The BR domain of PsrP interacts with extracellular DNA to promote bacterial aggregation; structural insights into pneumococcal biofilm formation

The major human pathogen Streptococcus pneumoniae is a leading cause of disease and death worldwide. Pneumococcal biofilm formation within the nasopharynx leads to long-term colonization and persistence within the host. We have previously demonstrated that the capsular surface-associated pneumococcal serine rich repeat protein (PsrP), key factor for biofilm formation, binds to keratin-10 (KRT10) through its microbial surface component recognizing adhesive matrix molecule (MSCRAMM)-related globular binding region domain (BR(187–385)). Here, we show that BR(187–385) also binds to DNA, as demonstrated by electrophoretic mobility shift assays and size exclusion chromatography.
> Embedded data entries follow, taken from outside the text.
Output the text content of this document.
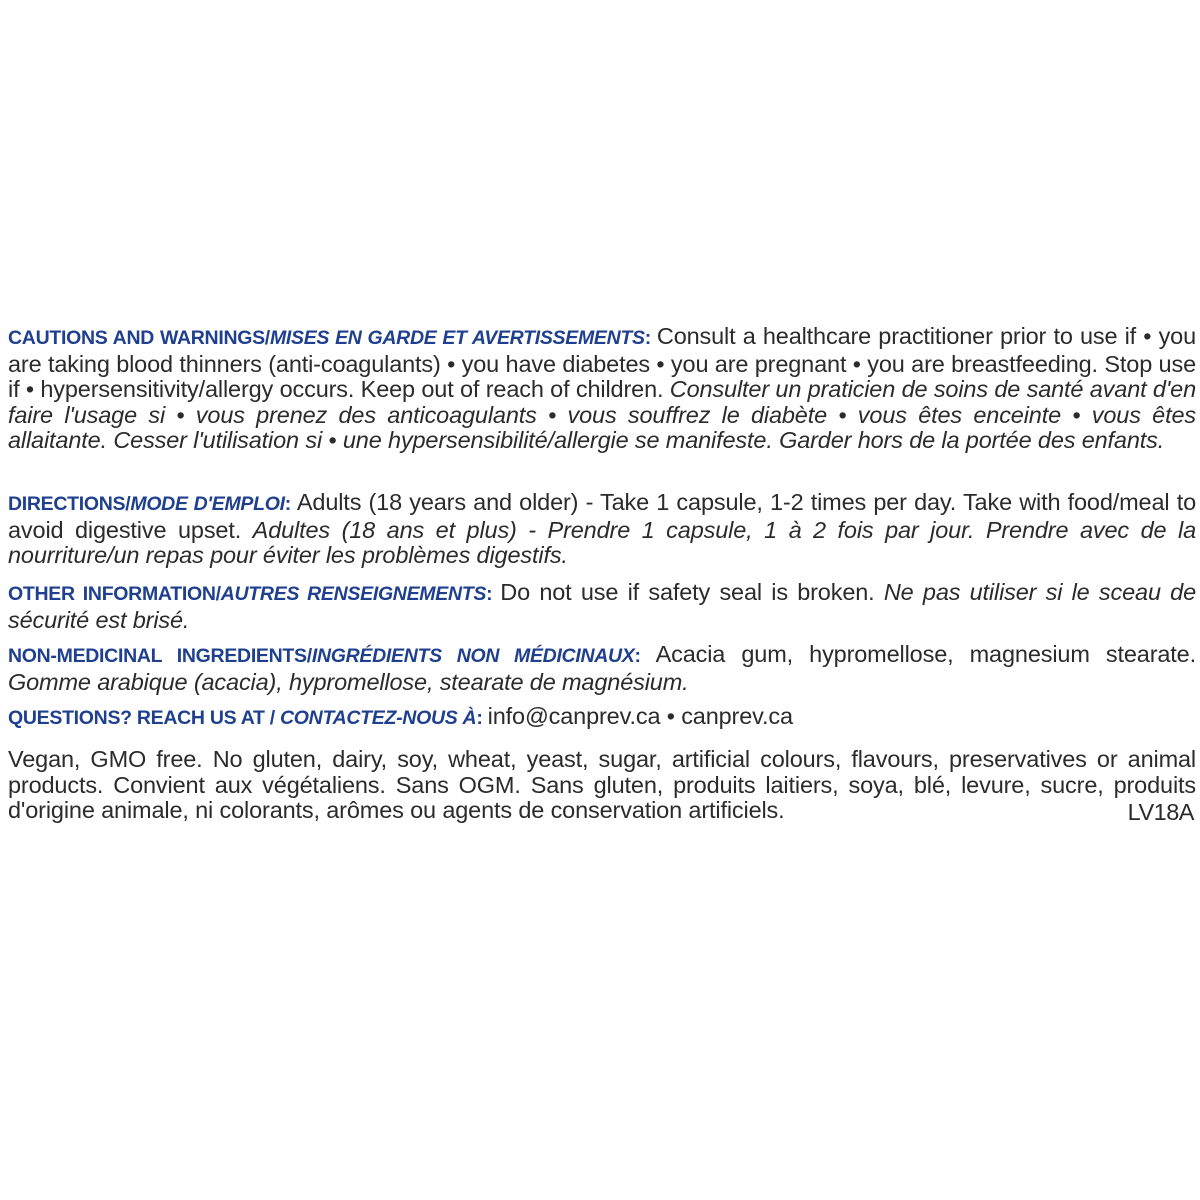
CAUTIONS AND WARNINGS/MISES EN GARDE ET AVERTISSEMENTS: Consult a healthcare practitioner prior to use if • you are taking blood thinners (anti-coagulants) • you have diabetes • you are pregnant • you are breastfeeding. Stop use if • hypersensitivity/allergy occurs. Keep out of reach of children. Consulter un praticien de soins de santé avant d'en faire l'usage si • vous prenez des anticoagulants • vous souffrez le diabète • vous êtes enceinte • vous êtes allaitante. Cesser l'utilisation si • une hypersensibilité/allergie se manifeste. Garder hors de la portée des enfants.
DIRECTIONS/MODE D'EMPLOI: Adults (18 years and older) - Take 1 capsule, 1-2 times per day. Take with food/meal to avoid digestive upset. Adultes (18 ans et plus) - Prendre 1 capsule, 1 à 2 fois par jour. Prendre avec de la nourriture/un repas pour éviter les problèmes digestifs.
OTHER INFORMATION/AUTRES RENSEIGNEMENTS: Do not use if safety seal is broken. Ne pas utiliser si le sceau de sécurité est brisé.
NON-MEDICINAL INGREDIENTS/INGRÉDIENTS NON MÉDICINAUX: Acacia gum, hypromellose, magnesium stearate. Gomme arabique (acacia), hypromellose, stearate de magnésium.
QUESTIONS? REACH US AT / CONTACTEZ-NOUS À: info@canprev.ca • canprev.ca
Vegan, GMO free. No gluten, dairy, soy, wheat, yeast, sugar, artificial colours, flavours, preservatives or animal products. Convient aux végétaliens. Sans OGM. Sans gluten, produits laitiers, soya, blé, levure, sucre, produits d'origine animale, ni colorants, arômes ou agents de conservation artificiels.	LV18A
Further, heterologous expression of BR(187–378) or the longer BR(120–378) construct on the surface of a Gram-positive model host bacterium resulted in the formation of cellular aggregates that was significantly enhanced in the presence of DNA. Crystal structure analyses revealed the formation of BR(187–385) homo-dimers via an intermolecular β-sheet, resulting in a positively charged concave surface, shaped to accommodate the acidic helical DNA structure. Furthermore, small angle X-ray scattering and circular dichroism studies indicate that the aggregate-enhancing N-terminal region of BR(120–166) adopts an extended, non-globular structure. Altogether, our results suggest that PsrP adheres to extracellular DNA in the biofilm matrix and thus promotes pneumococcal biofilm formation.